Paul immediately followed up: “Hi Ryan — Can you get us on the June agenda?”
In his response, Ryan said that “realistically” he was “aiming” to “hopefully” get the Tibbittses’ project on the agenda for October or November.
Paul replied: “We are at a loss to understand this extraordinary delay (even taking into account under-staffing).”
More than a week later, Ryan wrote back. “I really don’t have anything to add beyond what I have already stated,” he said.
Initially, Stephanie had been keeping her friends updated on when the hearing was likely to be scheduled based on the commission’s vague promises. But now she stopped talking to anyone about it. There didn’t seem to be any point.
“I was feeling so discouraged,” she said.
2 years, 3 months after the commission halted the project
Paul emailed Ryan to ask if the Tibbittses could “finally get a hearing in October?”
Ryan replied that the commission couldn’t make October happen, but it was “hoping” to get to it by the end of the year. “I will let you know when I know more,” he added.
Stephanie had initially believed that the California Coastal Commission would see reason if only they understood her situation.

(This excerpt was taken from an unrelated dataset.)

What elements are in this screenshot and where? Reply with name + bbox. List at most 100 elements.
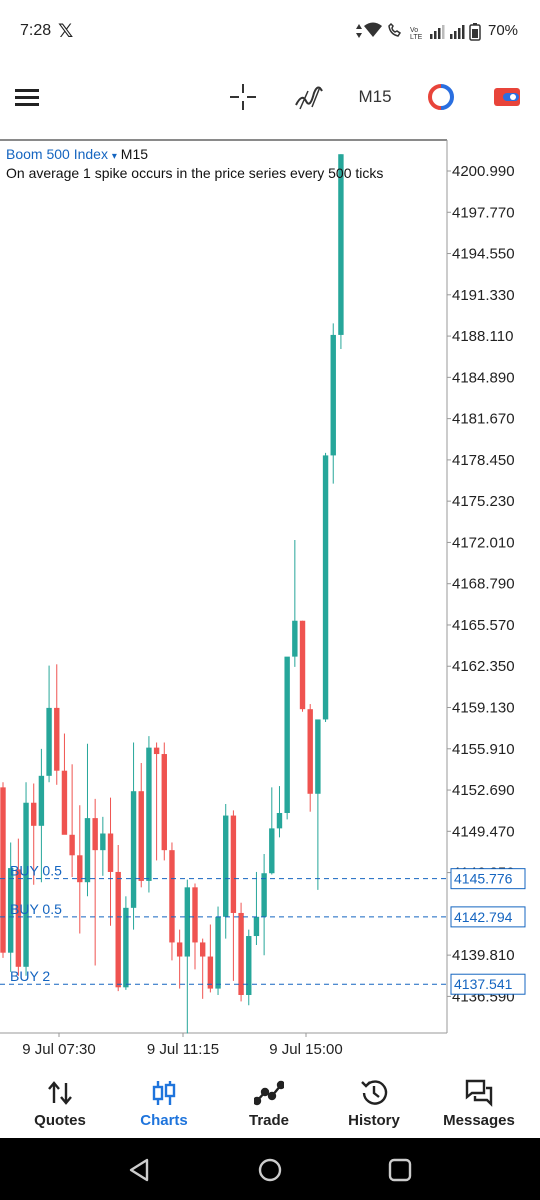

But after two years of pointless delays, she no longer believed that. “I mean, if they’re doing this knowing the condition of my husband—they just don’t care,” she says.
She would have loved for the commissioners to spend a few hours in her house, caring for David. “It would have been the perfect eye-opener for them, to see how difficult things have been,” she says.
2 years, 4 months after the commission halted the project
It was around this time that Pacific Legal Foundation became involved.
By this point, Stephanie had health woes of her own: She’d suffered a torn meniscus and a hernia while maneuvering David around the old house and now wore a knee brace.
Paul had been prodding the commission for two and a half years. Even when he reminded the staff about David and Stephanie’s difficult situation, they refused to put the hearing on their calendar. The commission seemed content to let years slip away while David and Stephanie struggled, stuck in regulatory limbo.
This was more than an annoyance. The commission was violating Stephanie and David’s due process rights.
The Fourteenth Amendment says that no state shall “deprive any person of life, liberty, or property, without due process of law.” Due process means a fair and prompt administration of justice. The California Coastal Commission had prevented David and Stephanie from using their property, and it had refused to give the couple a timely opportunity to be heard.
Paul asked PLF if we wanted to help the Tibbittses file a due process lawsuit against the commission.
We said yes.
2 years, 6 months after the commission halted the project
“Process delayed is process denied,” PLF wrote in our petition, filed with the court in December in David Tibbitts and Stephanie Heigel-Tibbitts v. California Coastal Commission.
For two and a half years, Stephanie and David had waited. Their lives had been on hold. David was now 76. Stephanie felt like she’d been stuck in a nightmare.
The California Coastal Commission cannot endlessly postpone, PLF wrote. “The Tibbittses have the right to be heard at a meaningful time, but they have been denied that right.”
3 years after the commission halted the project
Finally—three years after the California Coastal Commission claimed their building permit had a “substantial issue,” and six months after PLF filed our due process suit—the commission held the hearing. Jeff McCoy spoke at the hearing on the Tibbittses’ behalf.
In a 5-3 vote, the commission approved the permit.
It was an approval that could have happened years earlier, and would have, had it not been for the California Coastal Commission’s pointless and cruel delays.
Stephanie is relieved that her ordeal is over. She and David can move on with their lives. They’ll build the home they’ve longed for and they’ll fill it with new memories.
But they cannot get back the three years the commission stole from them.
And Stephanie will still remember what it felt like to be trapped in the old house, asking the California Coastal Commission for understanding—and getting nothing at all.
This article first appeared in the fall 2022 edition of Sword&Scales.